Having done one book with David, I am delighted to have the opportunity to work with him again as he is, without a doubt, one of the nicest people I know. And, he is the only chef that ever sent me flowers – 3 dozen long-stemmed yellow roses they were!
Talking with David Burke
JC: Since you have so many restaurants in varying locations, I would guess that you really have the pulse on how the business is holding up in these difficult economic times.
DB: Everyone is hurting in Vegas – tourism and conventions have lessened considerably in the past few months. But, otherwise, we are doing pretty darned well – as you can tell tonight (we were sitting in a packed dining room upstairs at Fishtail).

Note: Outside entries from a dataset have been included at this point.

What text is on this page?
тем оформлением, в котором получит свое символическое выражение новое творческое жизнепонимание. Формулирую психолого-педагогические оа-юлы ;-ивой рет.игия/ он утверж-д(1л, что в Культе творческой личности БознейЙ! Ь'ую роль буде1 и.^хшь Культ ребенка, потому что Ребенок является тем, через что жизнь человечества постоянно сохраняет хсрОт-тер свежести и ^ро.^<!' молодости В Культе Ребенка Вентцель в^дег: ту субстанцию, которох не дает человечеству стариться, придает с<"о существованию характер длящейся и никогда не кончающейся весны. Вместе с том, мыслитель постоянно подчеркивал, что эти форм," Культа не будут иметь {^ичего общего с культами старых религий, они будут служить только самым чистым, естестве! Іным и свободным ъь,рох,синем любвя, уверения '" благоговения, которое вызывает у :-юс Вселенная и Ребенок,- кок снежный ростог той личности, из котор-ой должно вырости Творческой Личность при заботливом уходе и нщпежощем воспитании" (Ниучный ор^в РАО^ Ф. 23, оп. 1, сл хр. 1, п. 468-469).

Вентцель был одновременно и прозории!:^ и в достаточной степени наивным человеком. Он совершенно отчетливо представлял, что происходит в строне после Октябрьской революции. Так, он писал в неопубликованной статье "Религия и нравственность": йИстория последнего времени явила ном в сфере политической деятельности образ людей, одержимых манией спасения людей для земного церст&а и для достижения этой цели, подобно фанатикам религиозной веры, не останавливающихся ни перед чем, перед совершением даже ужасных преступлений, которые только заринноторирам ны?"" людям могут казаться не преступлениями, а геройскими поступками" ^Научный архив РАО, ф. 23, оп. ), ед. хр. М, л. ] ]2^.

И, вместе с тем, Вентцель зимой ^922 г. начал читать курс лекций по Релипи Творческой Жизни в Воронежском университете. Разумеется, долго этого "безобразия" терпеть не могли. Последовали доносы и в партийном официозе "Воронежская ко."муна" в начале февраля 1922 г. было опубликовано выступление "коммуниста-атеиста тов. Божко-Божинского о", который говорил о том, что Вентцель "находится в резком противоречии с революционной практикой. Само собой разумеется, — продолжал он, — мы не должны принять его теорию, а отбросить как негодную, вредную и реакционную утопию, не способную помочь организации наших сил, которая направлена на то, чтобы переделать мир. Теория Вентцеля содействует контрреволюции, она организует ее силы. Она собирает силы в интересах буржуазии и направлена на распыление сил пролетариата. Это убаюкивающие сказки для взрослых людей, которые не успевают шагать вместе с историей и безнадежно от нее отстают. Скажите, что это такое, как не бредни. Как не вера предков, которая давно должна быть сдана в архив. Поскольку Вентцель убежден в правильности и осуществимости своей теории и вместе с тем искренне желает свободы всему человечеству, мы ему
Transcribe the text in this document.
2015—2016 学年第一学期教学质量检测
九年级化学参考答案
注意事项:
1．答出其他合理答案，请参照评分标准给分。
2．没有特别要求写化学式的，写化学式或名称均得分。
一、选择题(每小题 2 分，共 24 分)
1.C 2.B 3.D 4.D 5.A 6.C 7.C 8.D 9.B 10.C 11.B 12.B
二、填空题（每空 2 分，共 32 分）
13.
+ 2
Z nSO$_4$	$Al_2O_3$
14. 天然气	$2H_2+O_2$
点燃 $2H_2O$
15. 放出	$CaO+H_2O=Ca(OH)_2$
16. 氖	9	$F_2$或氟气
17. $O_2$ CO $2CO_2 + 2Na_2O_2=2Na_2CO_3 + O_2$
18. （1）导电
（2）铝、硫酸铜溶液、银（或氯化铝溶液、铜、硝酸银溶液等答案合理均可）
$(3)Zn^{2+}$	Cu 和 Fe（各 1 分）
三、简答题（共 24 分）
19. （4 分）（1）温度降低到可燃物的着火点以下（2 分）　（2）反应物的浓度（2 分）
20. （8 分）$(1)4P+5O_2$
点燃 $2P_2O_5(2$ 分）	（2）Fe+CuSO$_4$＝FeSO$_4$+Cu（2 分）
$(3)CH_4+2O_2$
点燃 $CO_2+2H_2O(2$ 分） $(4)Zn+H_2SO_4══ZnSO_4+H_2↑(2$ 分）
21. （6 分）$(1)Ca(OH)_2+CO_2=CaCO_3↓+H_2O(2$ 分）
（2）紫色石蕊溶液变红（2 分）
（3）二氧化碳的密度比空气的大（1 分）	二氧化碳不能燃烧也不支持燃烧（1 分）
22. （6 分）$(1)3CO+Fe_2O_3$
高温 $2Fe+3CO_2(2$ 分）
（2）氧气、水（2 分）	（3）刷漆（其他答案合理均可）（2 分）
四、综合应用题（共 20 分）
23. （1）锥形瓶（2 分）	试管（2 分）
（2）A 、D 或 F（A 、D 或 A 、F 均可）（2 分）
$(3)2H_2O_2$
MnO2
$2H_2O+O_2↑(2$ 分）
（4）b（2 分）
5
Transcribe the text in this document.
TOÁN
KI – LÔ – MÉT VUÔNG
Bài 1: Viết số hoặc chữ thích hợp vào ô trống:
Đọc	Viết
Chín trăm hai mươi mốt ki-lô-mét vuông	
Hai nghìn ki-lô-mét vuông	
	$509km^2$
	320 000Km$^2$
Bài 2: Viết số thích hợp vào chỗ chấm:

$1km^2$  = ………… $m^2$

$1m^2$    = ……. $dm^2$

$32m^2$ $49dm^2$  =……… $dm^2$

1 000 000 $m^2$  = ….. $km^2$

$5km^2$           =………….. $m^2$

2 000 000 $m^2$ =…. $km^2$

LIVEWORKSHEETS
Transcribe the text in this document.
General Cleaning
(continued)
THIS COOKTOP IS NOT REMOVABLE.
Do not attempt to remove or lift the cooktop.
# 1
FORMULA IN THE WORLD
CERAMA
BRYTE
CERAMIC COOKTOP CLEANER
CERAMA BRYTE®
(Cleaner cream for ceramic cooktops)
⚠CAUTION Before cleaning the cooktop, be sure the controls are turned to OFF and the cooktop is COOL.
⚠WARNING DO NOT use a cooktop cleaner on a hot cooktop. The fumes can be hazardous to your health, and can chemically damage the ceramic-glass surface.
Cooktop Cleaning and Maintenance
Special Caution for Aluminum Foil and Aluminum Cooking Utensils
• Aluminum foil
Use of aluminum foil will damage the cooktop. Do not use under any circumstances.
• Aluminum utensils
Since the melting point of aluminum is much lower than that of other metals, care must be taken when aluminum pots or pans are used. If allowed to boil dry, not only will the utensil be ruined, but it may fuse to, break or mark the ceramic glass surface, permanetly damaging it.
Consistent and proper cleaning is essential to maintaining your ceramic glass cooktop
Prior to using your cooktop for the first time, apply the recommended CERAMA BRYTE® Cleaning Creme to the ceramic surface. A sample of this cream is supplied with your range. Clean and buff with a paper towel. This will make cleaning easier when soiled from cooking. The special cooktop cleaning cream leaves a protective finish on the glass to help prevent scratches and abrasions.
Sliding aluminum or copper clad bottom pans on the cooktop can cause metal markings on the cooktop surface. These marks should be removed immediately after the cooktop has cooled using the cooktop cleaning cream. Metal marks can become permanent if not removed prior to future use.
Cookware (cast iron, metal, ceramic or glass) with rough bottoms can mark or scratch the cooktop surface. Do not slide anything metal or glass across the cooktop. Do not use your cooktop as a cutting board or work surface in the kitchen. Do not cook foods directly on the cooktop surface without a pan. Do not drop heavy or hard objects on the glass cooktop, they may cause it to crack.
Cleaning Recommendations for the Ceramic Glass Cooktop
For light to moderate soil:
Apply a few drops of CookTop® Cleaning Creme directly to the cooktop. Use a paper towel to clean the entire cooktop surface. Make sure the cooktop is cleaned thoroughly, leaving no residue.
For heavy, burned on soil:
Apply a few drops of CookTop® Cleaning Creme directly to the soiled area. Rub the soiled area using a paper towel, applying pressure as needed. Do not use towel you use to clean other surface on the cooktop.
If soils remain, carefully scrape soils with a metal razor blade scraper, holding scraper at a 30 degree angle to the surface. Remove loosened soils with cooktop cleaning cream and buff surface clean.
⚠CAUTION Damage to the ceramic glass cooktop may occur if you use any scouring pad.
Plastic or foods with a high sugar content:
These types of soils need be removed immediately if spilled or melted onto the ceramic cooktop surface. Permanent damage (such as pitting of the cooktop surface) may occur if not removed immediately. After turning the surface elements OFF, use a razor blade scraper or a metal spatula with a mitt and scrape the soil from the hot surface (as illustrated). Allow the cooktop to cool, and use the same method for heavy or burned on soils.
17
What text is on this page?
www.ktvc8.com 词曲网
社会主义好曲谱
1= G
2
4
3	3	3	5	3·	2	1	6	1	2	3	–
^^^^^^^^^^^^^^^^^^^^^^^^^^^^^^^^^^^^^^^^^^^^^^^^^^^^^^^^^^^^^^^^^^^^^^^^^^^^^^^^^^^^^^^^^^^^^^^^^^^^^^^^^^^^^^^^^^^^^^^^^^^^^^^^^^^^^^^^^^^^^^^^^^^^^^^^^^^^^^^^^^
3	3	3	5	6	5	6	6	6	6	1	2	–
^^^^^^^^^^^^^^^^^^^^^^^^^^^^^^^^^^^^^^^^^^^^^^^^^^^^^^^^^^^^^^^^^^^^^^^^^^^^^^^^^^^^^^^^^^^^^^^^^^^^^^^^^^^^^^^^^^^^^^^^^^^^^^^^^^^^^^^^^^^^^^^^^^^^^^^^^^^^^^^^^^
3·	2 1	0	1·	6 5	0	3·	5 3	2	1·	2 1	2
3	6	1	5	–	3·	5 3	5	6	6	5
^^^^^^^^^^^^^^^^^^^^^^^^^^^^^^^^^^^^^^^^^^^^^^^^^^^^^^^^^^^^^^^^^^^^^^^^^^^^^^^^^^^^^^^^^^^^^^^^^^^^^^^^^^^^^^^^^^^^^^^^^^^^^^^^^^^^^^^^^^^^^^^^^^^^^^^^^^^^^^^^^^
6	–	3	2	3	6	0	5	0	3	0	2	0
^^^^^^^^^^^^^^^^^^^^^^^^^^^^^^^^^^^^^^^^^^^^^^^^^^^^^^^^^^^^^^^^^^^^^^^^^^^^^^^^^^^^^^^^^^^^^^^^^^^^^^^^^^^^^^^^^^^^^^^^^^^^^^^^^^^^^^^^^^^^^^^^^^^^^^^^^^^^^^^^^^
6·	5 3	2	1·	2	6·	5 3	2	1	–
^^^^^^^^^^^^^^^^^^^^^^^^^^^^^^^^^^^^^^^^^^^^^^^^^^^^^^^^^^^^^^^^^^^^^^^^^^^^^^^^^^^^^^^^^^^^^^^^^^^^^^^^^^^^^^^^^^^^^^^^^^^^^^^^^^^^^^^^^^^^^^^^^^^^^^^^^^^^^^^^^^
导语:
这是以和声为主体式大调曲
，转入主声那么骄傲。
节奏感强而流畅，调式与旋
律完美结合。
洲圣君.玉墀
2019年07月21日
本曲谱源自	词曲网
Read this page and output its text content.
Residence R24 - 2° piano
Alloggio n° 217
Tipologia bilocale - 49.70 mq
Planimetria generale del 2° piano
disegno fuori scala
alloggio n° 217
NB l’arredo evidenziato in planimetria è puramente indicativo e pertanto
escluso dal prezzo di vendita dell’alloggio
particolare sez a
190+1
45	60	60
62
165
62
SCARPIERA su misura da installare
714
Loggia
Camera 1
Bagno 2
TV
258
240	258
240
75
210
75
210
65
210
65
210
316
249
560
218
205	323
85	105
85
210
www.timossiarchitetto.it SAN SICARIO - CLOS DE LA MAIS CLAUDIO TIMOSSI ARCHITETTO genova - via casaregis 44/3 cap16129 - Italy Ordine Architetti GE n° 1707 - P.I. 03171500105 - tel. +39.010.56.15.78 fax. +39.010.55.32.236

JC: Yes, indeed. I can’t tell you how many times I heard your reservationist say “I can give you 5:30 or 10” as I waited for you this afternoon. I was, frankly, very surprised. What are you doing to attract such business?
DB: I know that, more than ever, diners are now looking for value and we try to give it while keeping our menu innovative. We are offering more prix fixe menus at all of the restaurants and introducing a well-priced brunch on weekends to bring new diners to the table. I insist on using the highest quality ingredients which makes it very difficult to lower prices, so we have to be more inventive in how we use ingredients. Prix fixe menus are one way to do this.
JC: What about staffing – I had heard that there is an abundance of trained cooks and front of the house people looking for jobs as the economic downturn has closed more and more high-end dining establishments.
DB: Good times or bad times, it is always hard to find really great people. Nowadays, all the young turks want to be television stars as soon as they get their first job. I worked hard – and still work hard – to earn this white coat. I didn’t expect it to be handed to me, but it is sure hard to convince the young cooks that there are a lot of 18 hour days in my name on a chef’s coat. At the moment, I am really lucky with my New York kitchens – I have John Tesar at Fishtail (he was formerly at The Mansion on Turtle Creek in Dallas) and Sylvain Delpique at Townhouse, two really terrific chefs who know exactly what needs to be done to keep the kitchen humming.
JC: What about the front of the house?
DB: You know the old saw about the front of the house always locked in battle with the kitchen? Well, it is more often than not true, but I do try to keep the peace by making sure that we all are headed in the same direction – giving diners a memorable night out. Unfortunately, there are too few restaurants with the ability and time to train service personnel. Just remember, in the old days, the wait staff had to spend training time in the kitchen as they prepared sauces, salads, and meat and fish dishes table-side. This hasn’t been done for years and nowadays most front of the house personnel are people with other interests and careers. I try to understand this and still build a great crew and I know that I can be a difficult boss as I strive to give diners the perfect experience.
JC: Tell me a bit about the premise of Fishtail. Although I remember your tales of shucking clams and oysters on the Jersey shore as a boy, I still think of you more as a meat person. Why fish now, with the issue of sustainability present?
DB: For a long time I have wanted to take fish from that old broiled with a wedge of lemon. All of the fish at Fishtail comes either from Litchfield Farms, my company-owned boat out of Brielle, New Jersey or from Hunt’s Point’s top guys. My goal is to make Fishtail the first completely sustainable seafood restaurant in the country. But, I also want the dishes on the menu to be as interesting and inventive as anything I have ever done.
JC: You have just served me one of the most delicious fish dishes I have ever eaten. Far simpler than I’m used to at your table, but absolutely spectacular; butter poached king crab with parsley pureé and garlic foam. I know that I am going to dream about this dish!